People living with chronic pain get the shortest end of the stick in Western medicine. Patients with chronic pain may be dismissed as complainers or malingerers or have their symptoms minimized as having a “low pain tolerance.” The treatments we developed turned out to be addictive, and now we have an entire country on high alert for any possible signs of opioid addiction while ignoring the epidemic of untreated and undertreated chronic pain. Even the National Institutes of Health initiative meant to fund pain research is written with a focus on reducing opioid addiction rather than treating pain (HEAL: Helping to End Addiction Long-Term). We are desperate for any treatment that is nonaddictive and can help people with chronic pain live fuller lives.

It turns out that the way we think about pain matters. People in pain who pay more attention to the pain, spend more of their time thinking about their pain, and in particular, imagine the worst-case scenarios about their pain tend to recover more poorly from pain-causing incidents like accidents and surgical procedures and have a harder time doing things they enjoy while living with pain. And research shows that treatments that reduce pain catastrophizing do seem to help people with a variety of chronic pain conditions (including my own research with migraine) experience less pain and get back to living life.

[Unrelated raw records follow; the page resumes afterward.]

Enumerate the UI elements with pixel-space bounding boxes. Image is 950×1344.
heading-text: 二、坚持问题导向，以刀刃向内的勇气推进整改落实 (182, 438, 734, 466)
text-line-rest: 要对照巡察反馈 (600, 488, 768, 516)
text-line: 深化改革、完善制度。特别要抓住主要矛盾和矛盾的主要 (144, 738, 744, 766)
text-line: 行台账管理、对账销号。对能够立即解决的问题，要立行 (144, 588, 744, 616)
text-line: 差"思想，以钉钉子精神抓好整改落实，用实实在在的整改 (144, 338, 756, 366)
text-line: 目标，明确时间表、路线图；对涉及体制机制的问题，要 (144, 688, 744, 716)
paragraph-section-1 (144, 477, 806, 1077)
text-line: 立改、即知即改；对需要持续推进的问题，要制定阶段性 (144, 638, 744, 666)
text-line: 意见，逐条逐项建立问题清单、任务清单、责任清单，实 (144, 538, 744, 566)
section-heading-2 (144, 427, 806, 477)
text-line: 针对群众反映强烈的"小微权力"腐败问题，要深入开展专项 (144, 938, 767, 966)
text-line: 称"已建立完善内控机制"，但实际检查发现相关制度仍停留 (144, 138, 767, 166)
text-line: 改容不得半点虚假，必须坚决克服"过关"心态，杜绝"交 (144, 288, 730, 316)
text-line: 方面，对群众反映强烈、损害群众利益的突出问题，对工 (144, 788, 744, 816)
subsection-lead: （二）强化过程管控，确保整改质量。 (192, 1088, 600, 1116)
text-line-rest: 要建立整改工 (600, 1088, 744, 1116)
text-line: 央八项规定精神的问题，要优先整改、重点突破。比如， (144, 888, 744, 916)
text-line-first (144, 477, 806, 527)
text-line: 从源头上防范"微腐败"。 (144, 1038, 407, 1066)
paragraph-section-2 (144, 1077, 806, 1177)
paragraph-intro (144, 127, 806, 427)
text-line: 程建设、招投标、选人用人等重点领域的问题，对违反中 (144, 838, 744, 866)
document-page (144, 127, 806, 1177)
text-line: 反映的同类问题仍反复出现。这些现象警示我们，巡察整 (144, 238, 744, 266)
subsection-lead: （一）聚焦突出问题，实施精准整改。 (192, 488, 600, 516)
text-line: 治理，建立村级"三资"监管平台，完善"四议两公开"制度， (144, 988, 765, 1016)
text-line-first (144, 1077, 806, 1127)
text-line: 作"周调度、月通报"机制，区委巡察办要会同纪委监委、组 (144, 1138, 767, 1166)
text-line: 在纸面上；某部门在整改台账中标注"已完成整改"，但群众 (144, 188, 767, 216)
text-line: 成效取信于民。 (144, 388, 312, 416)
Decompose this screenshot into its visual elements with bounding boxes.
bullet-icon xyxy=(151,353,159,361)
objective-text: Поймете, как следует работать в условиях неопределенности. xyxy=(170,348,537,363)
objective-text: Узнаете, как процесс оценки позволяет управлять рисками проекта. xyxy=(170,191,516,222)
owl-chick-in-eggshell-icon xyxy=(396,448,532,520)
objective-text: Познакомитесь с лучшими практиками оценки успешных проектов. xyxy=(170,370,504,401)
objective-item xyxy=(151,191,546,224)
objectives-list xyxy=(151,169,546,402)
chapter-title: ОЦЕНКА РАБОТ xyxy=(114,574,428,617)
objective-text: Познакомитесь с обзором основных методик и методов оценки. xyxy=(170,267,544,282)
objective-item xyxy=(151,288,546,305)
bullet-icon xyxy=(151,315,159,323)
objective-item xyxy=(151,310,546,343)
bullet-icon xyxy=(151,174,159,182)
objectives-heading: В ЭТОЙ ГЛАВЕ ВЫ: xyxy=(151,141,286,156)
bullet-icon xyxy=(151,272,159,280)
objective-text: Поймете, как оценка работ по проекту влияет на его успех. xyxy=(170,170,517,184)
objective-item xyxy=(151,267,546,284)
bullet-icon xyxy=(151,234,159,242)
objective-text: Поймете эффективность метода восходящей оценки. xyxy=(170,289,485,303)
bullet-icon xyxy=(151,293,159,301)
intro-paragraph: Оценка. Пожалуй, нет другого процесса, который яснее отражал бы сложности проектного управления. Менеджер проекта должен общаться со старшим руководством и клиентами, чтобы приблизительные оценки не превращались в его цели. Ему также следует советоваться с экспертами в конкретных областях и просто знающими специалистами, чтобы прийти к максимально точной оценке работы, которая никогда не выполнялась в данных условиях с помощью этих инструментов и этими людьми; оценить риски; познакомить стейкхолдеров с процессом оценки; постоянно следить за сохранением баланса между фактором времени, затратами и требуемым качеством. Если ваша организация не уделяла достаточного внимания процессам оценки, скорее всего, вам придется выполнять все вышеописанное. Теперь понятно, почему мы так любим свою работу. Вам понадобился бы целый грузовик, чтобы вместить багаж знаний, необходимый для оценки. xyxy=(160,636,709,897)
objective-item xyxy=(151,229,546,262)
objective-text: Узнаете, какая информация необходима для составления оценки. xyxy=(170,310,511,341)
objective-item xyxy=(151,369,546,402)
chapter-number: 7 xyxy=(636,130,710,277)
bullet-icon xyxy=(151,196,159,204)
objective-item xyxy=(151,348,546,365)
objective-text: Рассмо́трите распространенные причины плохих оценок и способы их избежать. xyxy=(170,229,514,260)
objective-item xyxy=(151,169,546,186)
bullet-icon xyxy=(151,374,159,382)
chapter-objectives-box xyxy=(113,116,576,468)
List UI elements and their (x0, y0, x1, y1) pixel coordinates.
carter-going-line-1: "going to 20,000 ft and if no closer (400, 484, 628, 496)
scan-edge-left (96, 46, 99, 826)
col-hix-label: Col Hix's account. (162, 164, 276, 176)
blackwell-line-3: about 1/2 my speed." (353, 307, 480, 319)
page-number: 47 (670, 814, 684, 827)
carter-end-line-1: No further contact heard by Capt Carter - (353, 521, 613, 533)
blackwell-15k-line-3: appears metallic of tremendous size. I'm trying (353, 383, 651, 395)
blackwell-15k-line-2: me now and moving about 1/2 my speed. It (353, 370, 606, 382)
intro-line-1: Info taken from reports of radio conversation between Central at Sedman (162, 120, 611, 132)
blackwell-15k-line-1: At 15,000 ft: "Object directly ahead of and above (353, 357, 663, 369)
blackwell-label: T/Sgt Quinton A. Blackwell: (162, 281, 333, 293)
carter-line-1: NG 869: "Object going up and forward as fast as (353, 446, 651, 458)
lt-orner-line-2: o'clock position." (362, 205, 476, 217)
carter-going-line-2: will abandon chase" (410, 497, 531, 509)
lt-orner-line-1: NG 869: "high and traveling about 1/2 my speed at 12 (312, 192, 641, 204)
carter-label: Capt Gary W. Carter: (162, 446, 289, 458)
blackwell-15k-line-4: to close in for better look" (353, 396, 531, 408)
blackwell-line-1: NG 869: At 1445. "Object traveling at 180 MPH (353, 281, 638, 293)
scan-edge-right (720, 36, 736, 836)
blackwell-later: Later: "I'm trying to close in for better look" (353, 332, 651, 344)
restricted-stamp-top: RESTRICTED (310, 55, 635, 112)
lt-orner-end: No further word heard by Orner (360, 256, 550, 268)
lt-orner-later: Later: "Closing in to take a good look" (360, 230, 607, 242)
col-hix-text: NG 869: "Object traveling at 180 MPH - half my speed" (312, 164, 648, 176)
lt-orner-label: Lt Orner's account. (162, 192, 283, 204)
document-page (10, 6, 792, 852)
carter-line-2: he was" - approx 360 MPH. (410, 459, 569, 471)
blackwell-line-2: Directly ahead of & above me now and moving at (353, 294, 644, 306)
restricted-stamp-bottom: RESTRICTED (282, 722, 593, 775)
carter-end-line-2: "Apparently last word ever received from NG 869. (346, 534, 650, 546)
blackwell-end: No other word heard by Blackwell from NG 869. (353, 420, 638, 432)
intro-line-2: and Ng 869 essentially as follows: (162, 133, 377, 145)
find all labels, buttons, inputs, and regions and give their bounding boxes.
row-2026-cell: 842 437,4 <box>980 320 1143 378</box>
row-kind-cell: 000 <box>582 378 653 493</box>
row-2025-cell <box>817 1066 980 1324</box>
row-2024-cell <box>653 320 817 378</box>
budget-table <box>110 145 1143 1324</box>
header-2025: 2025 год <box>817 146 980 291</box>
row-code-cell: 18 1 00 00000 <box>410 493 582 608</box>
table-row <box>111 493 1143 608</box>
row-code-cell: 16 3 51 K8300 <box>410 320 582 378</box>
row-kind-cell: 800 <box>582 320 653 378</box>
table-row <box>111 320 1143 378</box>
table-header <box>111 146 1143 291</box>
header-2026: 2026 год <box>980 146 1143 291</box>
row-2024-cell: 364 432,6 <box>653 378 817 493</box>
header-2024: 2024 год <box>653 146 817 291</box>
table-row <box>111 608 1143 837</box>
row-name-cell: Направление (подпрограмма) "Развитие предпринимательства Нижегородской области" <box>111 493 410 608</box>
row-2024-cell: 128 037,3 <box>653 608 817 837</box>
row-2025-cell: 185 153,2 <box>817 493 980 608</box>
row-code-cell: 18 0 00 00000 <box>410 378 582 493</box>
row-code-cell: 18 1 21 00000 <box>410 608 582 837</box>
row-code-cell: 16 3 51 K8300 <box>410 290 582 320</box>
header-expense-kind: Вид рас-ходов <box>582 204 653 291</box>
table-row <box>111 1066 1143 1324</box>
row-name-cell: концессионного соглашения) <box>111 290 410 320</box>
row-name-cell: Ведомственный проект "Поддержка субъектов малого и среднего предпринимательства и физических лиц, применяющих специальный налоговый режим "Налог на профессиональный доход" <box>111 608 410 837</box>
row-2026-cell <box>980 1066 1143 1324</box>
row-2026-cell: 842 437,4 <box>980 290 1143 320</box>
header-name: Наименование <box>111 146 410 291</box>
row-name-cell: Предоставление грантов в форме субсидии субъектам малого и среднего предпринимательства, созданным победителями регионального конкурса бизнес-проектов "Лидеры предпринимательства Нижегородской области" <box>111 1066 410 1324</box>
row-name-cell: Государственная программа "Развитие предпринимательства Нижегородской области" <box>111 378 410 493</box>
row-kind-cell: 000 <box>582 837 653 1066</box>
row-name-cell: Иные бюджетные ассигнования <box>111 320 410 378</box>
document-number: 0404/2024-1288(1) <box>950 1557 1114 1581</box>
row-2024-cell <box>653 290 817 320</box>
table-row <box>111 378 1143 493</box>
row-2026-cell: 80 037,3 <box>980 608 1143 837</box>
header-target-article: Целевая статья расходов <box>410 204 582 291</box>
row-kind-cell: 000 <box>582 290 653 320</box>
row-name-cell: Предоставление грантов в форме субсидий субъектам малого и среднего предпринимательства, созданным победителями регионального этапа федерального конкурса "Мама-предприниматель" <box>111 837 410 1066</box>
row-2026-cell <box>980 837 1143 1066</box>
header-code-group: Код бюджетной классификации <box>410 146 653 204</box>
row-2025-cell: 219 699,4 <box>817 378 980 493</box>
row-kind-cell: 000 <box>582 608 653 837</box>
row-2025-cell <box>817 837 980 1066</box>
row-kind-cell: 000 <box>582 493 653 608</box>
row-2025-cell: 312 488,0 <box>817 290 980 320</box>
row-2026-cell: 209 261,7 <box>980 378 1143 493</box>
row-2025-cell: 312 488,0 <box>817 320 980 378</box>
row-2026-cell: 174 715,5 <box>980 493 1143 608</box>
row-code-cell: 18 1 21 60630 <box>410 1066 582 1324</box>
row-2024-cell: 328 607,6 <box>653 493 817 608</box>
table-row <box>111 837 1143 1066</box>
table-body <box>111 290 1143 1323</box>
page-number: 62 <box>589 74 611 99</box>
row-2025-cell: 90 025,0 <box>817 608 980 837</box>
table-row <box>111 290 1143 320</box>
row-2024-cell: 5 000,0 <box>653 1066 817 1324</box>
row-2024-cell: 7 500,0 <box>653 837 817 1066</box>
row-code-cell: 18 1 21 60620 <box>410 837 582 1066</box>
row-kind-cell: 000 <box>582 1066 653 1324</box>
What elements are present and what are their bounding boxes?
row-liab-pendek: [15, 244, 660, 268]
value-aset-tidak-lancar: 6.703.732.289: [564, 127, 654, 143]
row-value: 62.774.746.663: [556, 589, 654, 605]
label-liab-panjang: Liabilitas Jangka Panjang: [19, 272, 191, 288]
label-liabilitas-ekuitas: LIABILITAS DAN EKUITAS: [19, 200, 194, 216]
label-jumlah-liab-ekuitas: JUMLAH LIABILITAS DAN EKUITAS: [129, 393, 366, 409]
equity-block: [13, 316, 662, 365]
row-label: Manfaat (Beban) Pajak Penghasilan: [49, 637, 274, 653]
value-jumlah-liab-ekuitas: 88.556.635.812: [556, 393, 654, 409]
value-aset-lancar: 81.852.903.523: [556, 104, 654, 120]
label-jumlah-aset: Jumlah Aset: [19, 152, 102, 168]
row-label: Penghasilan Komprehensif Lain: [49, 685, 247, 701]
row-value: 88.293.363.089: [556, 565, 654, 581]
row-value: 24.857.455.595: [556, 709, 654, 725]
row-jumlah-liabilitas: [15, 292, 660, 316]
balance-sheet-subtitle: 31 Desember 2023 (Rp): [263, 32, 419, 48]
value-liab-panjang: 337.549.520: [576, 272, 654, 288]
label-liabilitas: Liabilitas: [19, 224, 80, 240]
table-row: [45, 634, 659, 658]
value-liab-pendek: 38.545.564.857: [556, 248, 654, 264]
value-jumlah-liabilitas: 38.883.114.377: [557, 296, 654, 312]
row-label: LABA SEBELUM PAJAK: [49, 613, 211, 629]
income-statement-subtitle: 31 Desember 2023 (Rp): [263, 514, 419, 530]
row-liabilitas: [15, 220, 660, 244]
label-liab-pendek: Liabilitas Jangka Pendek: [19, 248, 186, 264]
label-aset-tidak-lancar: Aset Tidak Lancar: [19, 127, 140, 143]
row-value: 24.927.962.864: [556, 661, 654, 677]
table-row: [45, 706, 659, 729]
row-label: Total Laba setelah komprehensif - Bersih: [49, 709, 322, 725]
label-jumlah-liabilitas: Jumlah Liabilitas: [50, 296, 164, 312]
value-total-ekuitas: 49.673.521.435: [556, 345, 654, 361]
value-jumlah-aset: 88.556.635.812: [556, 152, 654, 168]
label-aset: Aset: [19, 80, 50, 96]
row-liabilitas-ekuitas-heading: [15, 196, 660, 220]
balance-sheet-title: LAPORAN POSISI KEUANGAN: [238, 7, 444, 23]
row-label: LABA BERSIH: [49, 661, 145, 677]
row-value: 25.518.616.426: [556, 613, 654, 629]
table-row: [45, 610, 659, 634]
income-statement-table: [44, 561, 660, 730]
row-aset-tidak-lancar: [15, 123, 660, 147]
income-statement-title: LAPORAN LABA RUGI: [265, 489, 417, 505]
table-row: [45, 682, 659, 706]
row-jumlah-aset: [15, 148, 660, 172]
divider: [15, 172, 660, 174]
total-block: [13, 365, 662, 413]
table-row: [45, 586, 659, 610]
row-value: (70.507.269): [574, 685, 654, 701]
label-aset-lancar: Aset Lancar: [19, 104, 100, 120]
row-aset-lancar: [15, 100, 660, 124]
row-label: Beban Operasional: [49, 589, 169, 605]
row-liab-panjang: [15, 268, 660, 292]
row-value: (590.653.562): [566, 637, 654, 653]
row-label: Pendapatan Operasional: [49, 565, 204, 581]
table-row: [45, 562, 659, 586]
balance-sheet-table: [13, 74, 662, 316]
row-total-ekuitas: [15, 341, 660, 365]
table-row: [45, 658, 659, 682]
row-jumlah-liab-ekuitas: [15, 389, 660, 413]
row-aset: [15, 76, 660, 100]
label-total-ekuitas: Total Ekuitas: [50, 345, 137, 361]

The problem is that the “catastrophe” many of our patients worry about is their reality. They worried they would not recover fully—and they didn’t. They worried that their pain would last forever and so far that seems true. Our patients rightfully feel patronized when we call their lived experience a “catastrophe,” as though it is so outlandish it will never happen. For many, they are already living it. This is the challenge therapists tackle when working with chronic pain. It requires a more flexible, broader set of skills to help patients find alternative thinking patterns that still feel true to their experiences, while opening up the possibility for a more functional future.

When doctors call patients “catastrophizers,” we are intimating that this is an unchangeable trait of the patient: they are a catastrophizer. That is absolutely not the case. We work with pain catastrophizing because it is so amenable to change. And when it improves, people feel better and find it more tolerable to engage in activities they enjoy.

There is no easy answer for how to deal with the fact that changing thinking patterns can help people with chronic pain, while also recognizing that this fact leads some to dismiss people living with chronic pain. Perhaps a broader cultural shift in the stigma associated with chronic pain is what is truly needed. Because no matter what we call it, reducing “pain catastrophizing” helps many people living with chronic pain, and is an important tool in our all-too-slim toolbox for chronic pain treatment.